広島駅前の蔦屋書店に時々行くのですが、そこに「万年筆クロニクル」という本があって気になっていました。片岡義男の万年筆インク紙の中にもこの本のことが書かれていたため、どんな内容なのか確認するために買ってきました。
すなみまさみちさんという人は、万年筆の時代を保存するという確固たる信念を持ちつつ、万年筆10000本とそれにまつわる資料を蒐集しているようです。本は万年筆にまつわるありとあらゆる資料をこれでもかと載せてあります。通読するというよりパラパラとめくりながら気になったところをところどころ読むといった感じで楽しめます。
インクの吸引方法だけでも27方式紹介してあって、便利なものを追求する人の技術に対する思いがひしひしと伝わってきます。こういう歴史を眺めていると、現代の万年筆は過去のそれとは全然違うものだということが理解できます。個人的におもしろいなと思ったのはソリッド式と毛細管式。
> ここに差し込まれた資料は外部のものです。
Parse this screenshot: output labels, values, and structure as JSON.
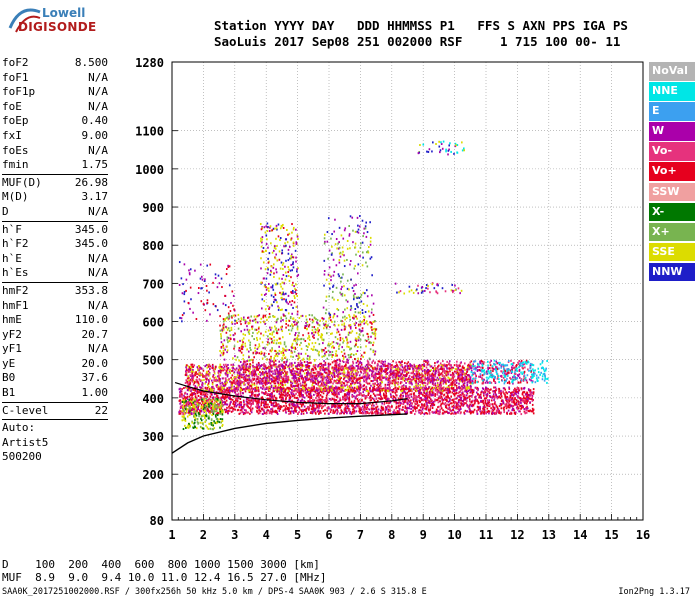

ソリッド式はインクが固体状になっている方式で、インクが運べない戦地などで普及したのだそうです。タブレットやパウダー、棒状、丸薬状のものがあり、それを内蔵したものもあったそうです、水を入れて希釈して使うもので、使っているうちにインクの色が濃くなる欠点があったそうです。毛細管式はパーカー61で採用された方式で、セロファンを巻いたものをテフロン加工した筒に内蔵しており、インクに浸すと毛細管現象でインクを吸い上げる方式のようです。ウィリアム・ホールデンがインクが吸われる様を見ている広告も紹介されています。あまり長い間採用された方式ではないようで、欠点は洗えないことだったようです。
素材や成形・加工技術が進歩すれば物の考え方が変わります。その時その時の限られた素材や技術の範囲で最高のものを作ってやろうという技術者の熱意と失意が伝わってくるようです。わたしはどちらかというと普遍的な自然の原理に憧れを抱く方ですが、一方では、人が生きて行くのにそれほど重要じゃないと思われるようなことをひたすら追求するマニアックな世界も好きです。記録するための道具として万年筆の必要性はないと思います。鉛筆である必要性も、ボールペンである必要性もないという意味においてです。インクを細い何かで紙にしみ込ませながら文字を書いていた時代、延々と文字が書ける万年筆は夢の筆記具だったことでしょう。シャープペンシルやボールペンという便利な筆記具が次々と生まれてきて、その存在価値はほぼなくなったかのように思えます。少なくとも多くの人がその方法を選択しないという意味において、万年筆はメジャーではありません。しかし、そんな中、万年筆も紙もインクも着実に進化して、便利なものに少しずつ進化して行きました。
万年筆で文字を書いてみるとわかるのですが、それは思考を具現化するという点において、非常に自然な行為であることがわかります。見やすくシャープな線が筆圧をかけることなく、そして途切れることなく書けます。金属ばねとスムーズなペン先が紙という非常にあいまいかつ複雑でありながらある一程度の制御された構造を持つ物体にぶつかり、ペン先がそこを滑る感じが伝わってきます。インクを変えると書き味が変わるのがわかるということはインクの流れや定着具合も間接的には感じているということでしょう。あたかもペン先までもが体の一部になったかのような官能は万年筆でしか味わえません。
メジャーでありえないのは官能的であるがために厳密な正解がないこと、また、その状態が達成されるにはある一程度の相性の良い組み合わせが必要なことです。何が普通かはさておき、普通の人はあまりそういうことを気にしないか、そこまでの価値を認めません。それゆえに万年筆には特殊性があります。しかし、カクノをはじめ最近は安価な万年筆を使っていつものノートに筆記するだけで十分にその良さを味わうことは可能です。あまり難しいことを考えずに、ちょっと万年筆でも使ってみようというところから、あれっ、万年筆って結構おもしろいなってところに気が付きだすのです。
ひとにとって最高の筆記具とはなにか、それを追い求める限り、万年筆はまだまだその価値を失わないでしょう。